As the title of the question says, I want to know if the equation
$k^k+1=a^2$
has any integer positive solutions, (which means k and a are both positive integers.)
I'd really appreciate it if someone could provide the following:
On
$k^k+1$ itself has factors, one of which is $k+1$. These would have to be coprime, or a common divisor of 2, because the common factor between $(a^k+1)$ and $(k+1)$ would divide 2k.
On
$k^k+1=a^2\Rightarrow k^k=(a-1)(a+1)$
$\gcd(a-1,a+1)=1\text{ or }2$
Case 1: $\gcd(a-1,a+1)=2$. Then $k$ is even, and $k^k$ is a perfect square. The only two squares that differ by $1$ are $0,1$, but $0$ is not a positive integer.

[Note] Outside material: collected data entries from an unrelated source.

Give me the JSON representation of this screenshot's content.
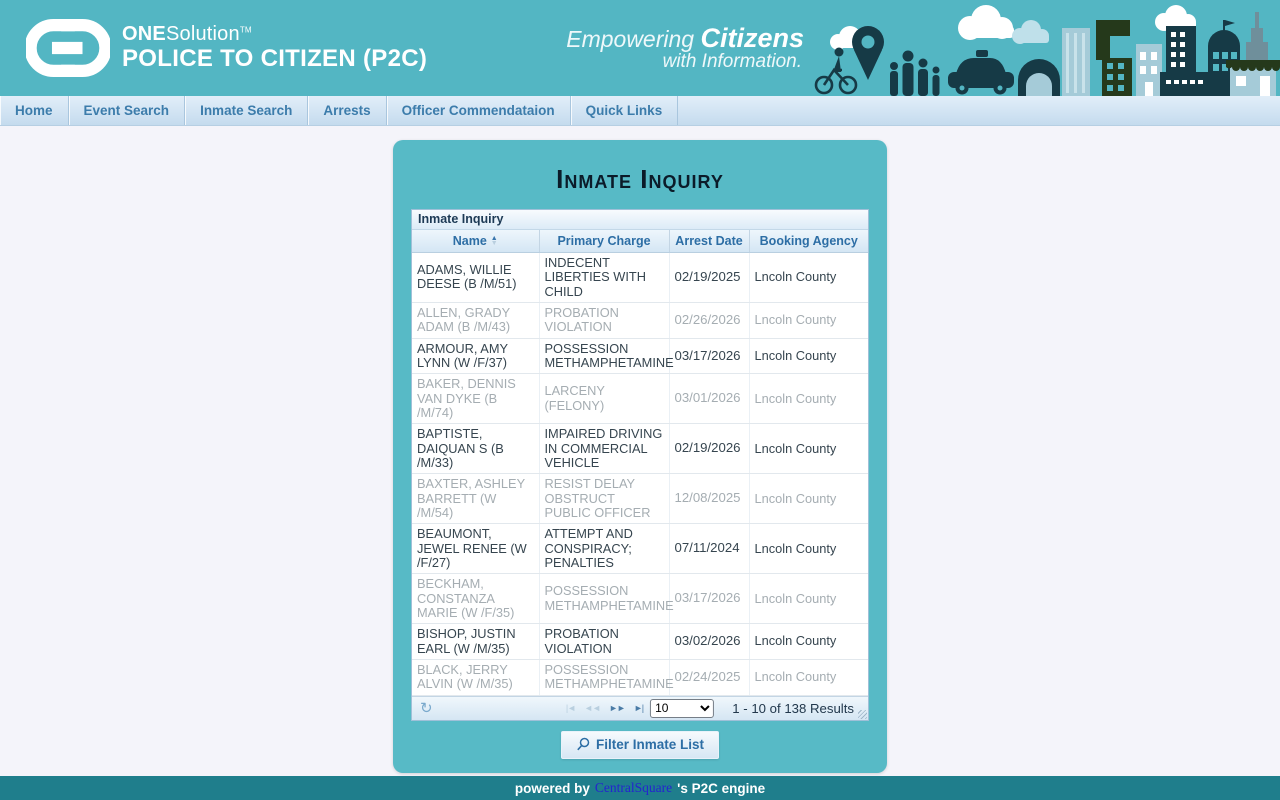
{
  "header": {
    "brand_bold": "ONE",
    "brand_rest": "Solution",
    "brand_tm": "TM",
    "product_title": "POLICE TO CITIZEN (P2C)",
    "tagline_word1": "Empowering",
    "tagline_word2": "Citizens",
    "tagline_line2": "with Information."
  },
  "nav": {
    "items": [
      {
        "label": "Home"
      },
      {
        "label": "Event Search"
      },
      {
        "label": "Inmate Search"
      },
      {
        "label": "Arrests"
      },
      {
        "label": "Officer Commendataion"
      },
      {
        "label": "Quick Links"
      }
    ]
  },
  "main": {
    "page_title": "Inmate Inquiry",
    "table": {
      "caption": "Inmate Inquiry",
      "columns": [
        {
          "label": "Name",
          "sorted": true
        },
        {
          "label": "Primary Charge"
        },
        {
          "label": "Arrest Date"
        },
        {
          "label": "Booking Agency"
        }
      ],
      "rows": [
        {
          "name": "ADAMS, WILLIE DEESE (B /M/51)",
          "primary_charge": "INDECENT LIBERTIES WITH CHILD",
          "arrest_date": "02/19/2025",
          "booking_agency": "Lncoln County",
          "muted": false
        },
        {
          "name": "ALLEN, GRADY ADAM (B /M/43)",
          "primary_charge": "PROBATION VIOLATION",
          "arrest_date": "02/26/2026",
          "booking_agency": "Lncoln County",
          "muted": true
        },
        {
          "name": "ARMOUR, AMY LYNN (W /F/37)",
          "primary_charge": "POSSESSION METHAMPHETAMINE",
          "arrest_date": "03/17/2026",
          "booking_agency": "Lncoln County",
          "muted": false
        },
        {
          "name": "BAKER, DENNIS VAN DYKE (B /M/74)",
          "primary_charge": "LARCENY (FELONY)",
          "arrest_date": "03/01/2026",
          "booking_agency": "Lncoln County",
          "muted": true
        },
        {
          "name": "BAPTISTE, DAIQUAN S (B /M/33)",
          "primary_charge": "IMPAIRED DRIVING IN COMMERCIAL VEHICLE",
          "arrest_date": "02/19/2026",
          "booking_agency": "Lncoln County",
          "muted": false
        },
        {
          "name": "BAXTER, ASHLEY BARRETT (W /M/54)",
          "primary_charge": "RESIST DELAY OBSTRUCT PUBLIC OFFICER",
          "arrest_date": "12/08/2025",
          "booking_agency": "Lncoln County",
          "muted": true
        },
        {
          "name": "BEAUMONT, JEWEL RENEE (W /F/27)",
          "primary_charge": "ATTEMPT AND CONSPIRACY; PENALTIES",
          "arrest_date": "07/11/2024",
          "booking_agency": "Lncoln County",
          "muted": false
        },
        {
          "name": "BECKHAM, CONSTANZA MARIE (W /F/35)",
          "primary_charge": "POSSESSION METHAMPHETAMINE",
          "arrest_date": "03/17/2026",
          "booking_agency": "Lncoln County",
          "muted": true
        },
        {
          "name": "BISHOP, JUSTIN EARL (W /M/35)",
          "primary_charge": "PROBATION VIOLATION",
          "arrest_date": "03/02/2026",
          "booking_agency": "Lncoln County",
          "muted": false
        },
        {
          "name": "BLACK, JERRY ALVIN (W /M/35)",
          "primary_charge": "POSSESSION METHAMPHETAMINE",
          "arrest_date": "02/24/2025",
          "booking_agency": "Lncoln County",
          "muted": true
        }
      ],
      "pager": {
        "reload_icon": "↻",
        "nav_icons": [
          {
            "name": "first-page-icon",
            "glyph": "|◄",
            "disabled": true
          },
          {
            "name": "prev-page-icon",
            "glyph": "◄◄",
            "disabled": true
          },
          {
            "name": "next-page-icon",
            "glyph": "►►",
            "disabled": false
          },
          {
            "name": "last-page-icon",
            "glyph": "►|",
            "disabled": false
          }
        ],
        "page_size": "10",
        "status": "1 - 10 of 138 Results"
      }
    },
    "filter_button_label": "Filter Inmate List"
  },
  "footer": {
    "prefix": "powered by",
    "link_label": "CentralSquare",
    "suffix": "'s P2C engine"
  },
  "colors": {
    "header_teal": "#53b6c3",
    "panel_teal": "#57bac6",
    "footer_teal": "#1f7e8c",
    "nav_text_blue": "#3c7cab",
    "grid_header_blue": "#2d6ea5",
    "row_text": "#36454f",
    "row_text_muted": "#a5adb2",
    "link_blue": "#2424cf"
  }
}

Case 2: $\gcd(a-1,a+1)=1$. Then both $(a-1)$ and $(a+1)$ are perfect $k$th powers that differ by $2$. This can only occur when $k=1$, but $1^1+1=2$ which is not a perfect square.
There are no positive integer solutions by Mihailescu's theorem.
With a less powerful hammer, Ke Zhao proved the nonexistence of solutions to $x^y+1=a^2$ in 1964. See the last reference in this answer.